Dominique Paquet est docteure en philosophie, actrice, dramaturge, présidente des EAT (Ecrivains associés du Théâtre). Chargée de cours dans plusieurs universités, co-directrice du Groupe 3/5/81, elle travaille à des adaptations de textes littéraires ou philosophiques (Platon, Descartes, Onfray, Bayard) et écrit plus de trente pièces pour le jeune public et le tout public. Elle est également codirectrice artistique de l’Espace culturel Boris Vian des Ulis, Scène conventionnée jeune public et adolescent.

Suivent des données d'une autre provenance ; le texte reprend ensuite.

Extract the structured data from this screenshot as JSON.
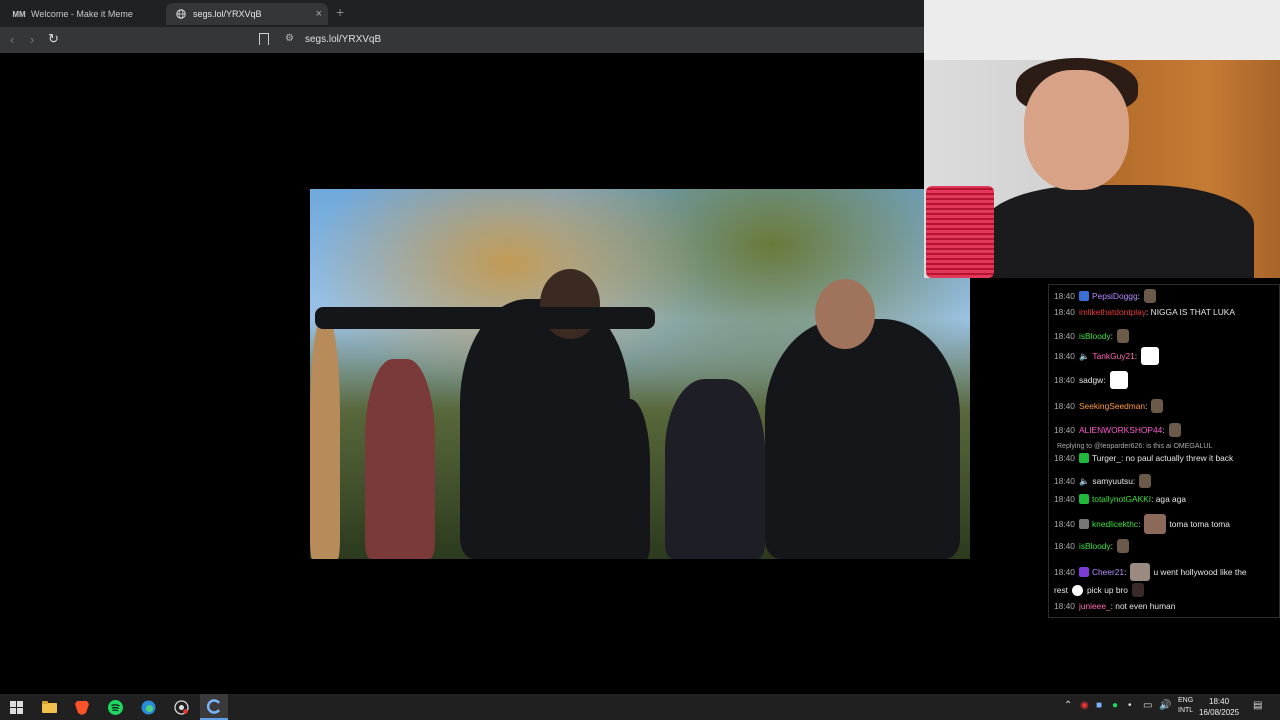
{
  "browser": {
    "tabs": [
      {
        "title": "Welcome - Make it Meme",
        "favicon": "MM",
        "active": false
      },
      {
        "title": "segs.lol/YRXVqB",
        "favicon": "globe-icon",
        "active": true
      }
    ],
    "new_tab_symbol": "+",
    "close_symbol": "×",
    "url": "segs.lol/YRXVqB"
  },
  "chat": {
    "reply_label": "Replying to @leoparder626: is this ai OMEGALUL",
    "messages": [
      {
        "time": "18:40",
        "user": "PepsiDoggg",
        "text": "",
        "color": "#b68bff"
      },
      {
        "time": "18:40",
        "user": "imlikethatdontplay",
        "text": "NIGGA IS THAT LUKA",
        "color": "#e8393a"
      },
      {
        "time": "18:40",
        "user": "isBloody",
        "text": "",
        "color": "#3fe03f"
      },
      {
        "time": "18:40",
        "user": "TankGuy21",
        "text": "",
        "color": "#ff69b4"
      },
      {
        "time": "18:40",
        "user": "sadgw",
        "text": "",
        "color": "#e6e6e6"
      },
      {
        "time": "18:40",
        "user": "SeekingSeedman",
        "text": "",
        "color": "#ff9b3d"
      },
      {
        "time": "18:40",
        "user": "ALIENWORKSHOP44",
        "text": "",
        "color": "#ff5bd1"
      },
      {
        "time": "18:40",
        "user": "Turger_",
        "text": "no paul actually threw it back",
        "color": "#e6e6e6"
      },
      {
        "time": "18:40",
        "user": "samyuutsu",
        "text": "",
        "color": "#e6e6e6"
      },
      {
        "time": "18:40",
        "user": "totallynotGAKKI",
        "text": "aga aga",
        "color": "#3fe03f"
      },
      {
        "time": "18:40",
        "user": "knedlicekthc",
        "text": "toma toma toma",
        "color": "#3fe03f"
      },
      {
        "time": "18:40",
        "user": "isBloody",
        "text": "",
        "color": "#3fe03f"
      },
      {
        "time": "18:40",
        "user": "Cheer21",
        "text": "u went hollywood like the",
        "color": "#b68bff"
      },
      {
        "time": "",
        "user": "",
        "text": "rest",
        "text2": "pick up bro",
        "color": "#e6e6e6"
      },
      {
        "time": "18:40",
        "user": "junieee_",
        "text": "not even human",
        "color": "#ff6bb0"
      }
    ]
  },
  "taskbar": {
    "language": "ENG",
    "layout": "INTL",
    "time": "18:40",
    "date": "16/08/2025"
  }
}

Dominique Paquet est une des pionnières en France à avoir considéré la relation entre théâtre et philosophie comme un terrain spécifique de réflexion, d’expérimentation et de création. Comédienne, metteur en scène, docteur en philosophie, elle a pu se confronter à cette problématique en alternant les points de vue, en les superposant et en les faisant se rencontrer.

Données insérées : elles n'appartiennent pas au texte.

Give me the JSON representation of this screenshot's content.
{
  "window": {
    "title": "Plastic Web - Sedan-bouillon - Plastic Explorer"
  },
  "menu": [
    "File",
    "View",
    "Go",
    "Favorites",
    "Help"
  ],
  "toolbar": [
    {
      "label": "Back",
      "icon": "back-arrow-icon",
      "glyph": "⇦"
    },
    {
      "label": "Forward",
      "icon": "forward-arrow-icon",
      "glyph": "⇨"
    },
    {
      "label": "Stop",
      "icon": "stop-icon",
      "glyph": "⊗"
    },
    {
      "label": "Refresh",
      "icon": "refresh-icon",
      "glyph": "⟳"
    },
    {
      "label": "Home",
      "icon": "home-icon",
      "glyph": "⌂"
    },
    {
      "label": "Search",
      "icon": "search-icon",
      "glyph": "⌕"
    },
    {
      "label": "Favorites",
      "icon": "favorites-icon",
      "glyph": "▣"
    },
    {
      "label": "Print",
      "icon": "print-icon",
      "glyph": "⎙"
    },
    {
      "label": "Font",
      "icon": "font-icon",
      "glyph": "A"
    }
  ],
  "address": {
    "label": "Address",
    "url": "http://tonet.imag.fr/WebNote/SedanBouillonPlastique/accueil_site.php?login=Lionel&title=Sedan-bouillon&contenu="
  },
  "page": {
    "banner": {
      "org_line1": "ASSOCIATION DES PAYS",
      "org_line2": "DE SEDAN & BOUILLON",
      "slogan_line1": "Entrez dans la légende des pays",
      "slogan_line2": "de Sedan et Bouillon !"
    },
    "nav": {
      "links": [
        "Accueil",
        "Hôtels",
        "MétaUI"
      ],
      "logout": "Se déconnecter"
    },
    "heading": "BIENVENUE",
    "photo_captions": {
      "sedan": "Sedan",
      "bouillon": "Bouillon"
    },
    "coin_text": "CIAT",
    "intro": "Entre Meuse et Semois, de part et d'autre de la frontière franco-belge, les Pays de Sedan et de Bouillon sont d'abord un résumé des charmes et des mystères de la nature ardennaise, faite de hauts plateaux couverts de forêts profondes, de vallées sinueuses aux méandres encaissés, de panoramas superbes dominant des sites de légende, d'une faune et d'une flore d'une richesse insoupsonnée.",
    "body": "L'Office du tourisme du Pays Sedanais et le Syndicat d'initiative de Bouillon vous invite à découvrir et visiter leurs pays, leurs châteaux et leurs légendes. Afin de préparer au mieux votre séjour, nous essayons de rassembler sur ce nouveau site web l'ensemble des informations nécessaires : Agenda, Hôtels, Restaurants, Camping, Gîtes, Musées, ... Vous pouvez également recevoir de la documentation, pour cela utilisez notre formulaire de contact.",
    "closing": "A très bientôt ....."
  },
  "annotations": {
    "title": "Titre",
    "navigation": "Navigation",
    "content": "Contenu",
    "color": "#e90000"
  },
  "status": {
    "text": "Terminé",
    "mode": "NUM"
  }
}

Lors de la séance du LAPS du 29 avril dernier, nous avons pu apprendre de son riche parcours et de ses nombreuses réalisations, dont voici une note synthétique qui ne porte que sur certains points évoqués lors de la séance.
Platon et Descartes, à la scène
En 1985, Dominique Paquet adapte le Banquet de Platon, transposant le dialogue sur la plage, au soleil de la philosophie, après une nuit de beuverie qui caractérise la fête chez Agathon. Dans cette 1e version, cette beuverie se situait en 1967 la nuit de l’arrivée des Colonels au pouvoir en Grèce. Elle a entremêlé ensuite la lettre 7 de Platon qui concerne les rois-philosophes et les philosophes-rois.
Puis, en approfondissant l’œuvre cartésienne, D. Paquet adapte Descartes pour mettre en scène Le Boucher cartésien, spectacle qui se trame entre un boucher et sa femme dans la boucherie, après la fermeture du rideau de fer. En travaillant sur les Anatomica de Descartes, qui a disséqué 25 ans, là est venue l’idée du boucher et de la boucherie. L’enjeu de la pièce était le suivant : la femme demande au boucher René de la faire passer par les étapes de sa philosophie. Pourquoi ? Dans Le Discours sur la méthode, Descartes note qu’il a écrit en français pour que les femmes puissent aussi le lire ! Il s’agissait donc de le prendre au mot. Le décor était une boucherie où trônait une machine à transformation : un billot où le corps de la femme disparaissait de sorte qu’il n’en reste seulement plus que la tête et les mains, une transposition scénographique du doute radical (qu’est-ce que le doute radical, sinon ne pas avoir d’yeux ni de mains ?). Après diverses péripéties, après le texte du Traité des passions, la femme demandait à René de lui ouvrir le crâne pour trouver la glande pinéale. Outre la visée pédagogique, il s’agissait dans cette pièce de faire rentrer le désir sur scène, la femme se déshabillant – physiquement et symboliquement – pour revêtir la robe de la philosophie.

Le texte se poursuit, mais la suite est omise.